The Ministry for Energy and Water Management has, since the early days of the project, embarked on a stakeholder consultation exercise that included meetings in Sicily to ensure that the concerns of these stakeholders are known and addressed in the project design.
During their first meeting this morning, Minister Joe Mizzi assured President Musumeci that this consultation process will go on, and in fact, further consultation meetings will be held during the coming months in Sicily to further explain the progress of the project and enable Malta’s authorities to understand concerns on the Sicilian side.
Minister Mizzi said that the Maltese Government is taking the environmental impact of this project very seriously, and Environmental Impact Assessments are being undertaken, both on the landward side and on the seaward side, in order to ensure that the necessary mitigation measures are included in the project design to enable the least possible impact on the natural and marine environment of Sicily.
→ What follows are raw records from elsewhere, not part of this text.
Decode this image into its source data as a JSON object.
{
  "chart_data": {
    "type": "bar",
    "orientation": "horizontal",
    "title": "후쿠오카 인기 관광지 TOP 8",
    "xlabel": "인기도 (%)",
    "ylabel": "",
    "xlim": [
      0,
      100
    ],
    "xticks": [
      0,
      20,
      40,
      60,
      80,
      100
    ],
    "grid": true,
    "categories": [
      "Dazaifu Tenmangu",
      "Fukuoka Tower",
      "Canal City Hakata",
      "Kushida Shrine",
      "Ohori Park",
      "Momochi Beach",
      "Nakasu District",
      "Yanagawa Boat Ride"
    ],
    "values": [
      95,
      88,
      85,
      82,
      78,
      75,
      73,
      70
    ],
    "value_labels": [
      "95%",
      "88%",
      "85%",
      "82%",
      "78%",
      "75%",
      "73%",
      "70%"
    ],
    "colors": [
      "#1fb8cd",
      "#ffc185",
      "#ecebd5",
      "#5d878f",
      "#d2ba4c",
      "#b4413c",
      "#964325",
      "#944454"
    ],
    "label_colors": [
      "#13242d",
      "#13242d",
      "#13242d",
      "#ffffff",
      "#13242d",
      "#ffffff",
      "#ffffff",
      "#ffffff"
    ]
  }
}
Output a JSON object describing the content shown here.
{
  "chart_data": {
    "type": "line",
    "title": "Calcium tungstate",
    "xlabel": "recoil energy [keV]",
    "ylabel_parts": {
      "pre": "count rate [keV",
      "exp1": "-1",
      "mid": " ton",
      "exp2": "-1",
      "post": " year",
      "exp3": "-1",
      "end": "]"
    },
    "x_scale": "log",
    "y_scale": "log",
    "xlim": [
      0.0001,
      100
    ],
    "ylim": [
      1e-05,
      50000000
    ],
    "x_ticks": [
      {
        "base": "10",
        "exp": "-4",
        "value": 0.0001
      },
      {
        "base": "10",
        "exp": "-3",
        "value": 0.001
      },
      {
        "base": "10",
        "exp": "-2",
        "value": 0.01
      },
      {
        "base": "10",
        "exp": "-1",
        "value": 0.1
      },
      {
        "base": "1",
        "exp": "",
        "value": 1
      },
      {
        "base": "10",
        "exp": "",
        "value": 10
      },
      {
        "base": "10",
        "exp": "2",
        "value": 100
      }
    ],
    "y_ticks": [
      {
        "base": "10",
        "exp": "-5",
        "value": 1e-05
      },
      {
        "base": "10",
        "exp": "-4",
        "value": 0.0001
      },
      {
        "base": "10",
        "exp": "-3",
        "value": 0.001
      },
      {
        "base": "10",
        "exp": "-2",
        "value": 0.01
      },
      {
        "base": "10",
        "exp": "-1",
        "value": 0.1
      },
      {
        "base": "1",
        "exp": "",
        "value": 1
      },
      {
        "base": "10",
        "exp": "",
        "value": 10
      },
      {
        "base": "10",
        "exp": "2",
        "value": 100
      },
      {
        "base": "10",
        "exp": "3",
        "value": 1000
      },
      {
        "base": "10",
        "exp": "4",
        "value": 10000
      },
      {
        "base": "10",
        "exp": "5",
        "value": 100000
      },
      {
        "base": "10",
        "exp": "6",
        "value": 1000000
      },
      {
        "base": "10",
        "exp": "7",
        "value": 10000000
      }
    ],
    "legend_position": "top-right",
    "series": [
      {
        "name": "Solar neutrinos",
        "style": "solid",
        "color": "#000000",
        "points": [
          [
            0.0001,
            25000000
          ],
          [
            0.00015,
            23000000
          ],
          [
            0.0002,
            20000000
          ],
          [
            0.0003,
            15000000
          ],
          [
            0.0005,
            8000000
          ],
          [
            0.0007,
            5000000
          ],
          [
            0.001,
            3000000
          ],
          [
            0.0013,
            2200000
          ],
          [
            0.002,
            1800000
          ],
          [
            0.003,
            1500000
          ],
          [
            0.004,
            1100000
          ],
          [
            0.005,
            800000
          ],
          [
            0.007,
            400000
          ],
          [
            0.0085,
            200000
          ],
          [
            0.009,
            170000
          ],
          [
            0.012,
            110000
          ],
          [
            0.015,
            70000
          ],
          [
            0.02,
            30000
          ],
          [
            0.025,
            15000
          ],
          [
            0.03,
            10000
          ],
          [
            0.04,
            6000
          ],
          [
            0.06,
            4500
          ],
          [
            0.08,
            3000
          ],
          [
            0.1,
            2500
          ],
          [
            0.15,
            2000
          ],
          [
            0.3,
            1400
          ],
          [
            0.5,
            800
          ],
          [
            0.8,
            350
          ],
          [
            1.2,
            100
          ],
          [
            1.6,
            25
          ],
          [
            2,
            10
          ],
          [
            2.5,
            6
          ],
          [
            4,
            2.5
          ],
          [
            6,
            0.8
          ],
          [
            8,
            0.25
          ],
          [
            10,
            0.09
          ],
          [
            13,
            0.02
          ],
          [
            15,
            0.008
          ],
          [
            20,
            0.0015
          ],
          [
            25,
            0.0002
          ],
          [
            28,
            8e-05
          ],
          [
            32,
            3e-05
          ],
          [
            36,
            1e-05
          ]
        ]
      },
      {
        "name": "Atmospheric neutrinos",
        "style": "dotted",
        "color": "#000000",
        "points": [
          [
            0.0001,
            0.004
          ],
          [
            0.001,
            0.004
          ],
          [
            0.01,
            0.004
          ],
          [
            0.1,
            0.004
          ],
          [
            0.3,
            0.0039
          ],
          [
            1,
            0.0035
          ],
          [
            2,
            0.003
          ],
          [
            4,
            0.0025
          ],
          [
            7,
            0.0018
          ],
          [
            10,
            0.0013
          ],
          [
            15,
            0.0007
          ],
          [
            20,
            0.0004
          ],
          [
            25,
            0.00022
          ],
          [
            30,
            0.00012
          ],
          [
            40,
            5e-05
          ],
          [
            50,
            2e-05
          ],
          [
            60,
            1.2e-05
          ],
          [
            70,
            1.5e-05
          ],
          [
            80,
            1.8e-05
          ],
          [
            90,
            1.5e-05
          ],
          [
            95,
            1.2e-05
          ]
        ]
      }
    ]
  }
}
These studies are currently being undertaken and Sicilian and Italian authorities are fully involved and fully updated on their progress. “We want to work together with the Sicilian authorities to ensure that the project has a high level of acceptability in Sicily, and that it is undertaken in such a way which respects the natural and marine environment of the Gela region”, said Minister Mizzi.
The gas pipeline project has been designated by the EU as a Project of Common Interest since it permits the linking of Malta with the European gas network, hence further reducing its energy isolation. The primary scope of the project is the importation of gas from Sicily to Malta, and its completion in 2024 will see the removal of the Floating Storage Unit from Marsaxlokk.
Musumeci’s visit also focused on the cultural aspect, an area in which Malta and Sicily’s rich history and traditions provide important openings in fields such as the established arts and festive traditions.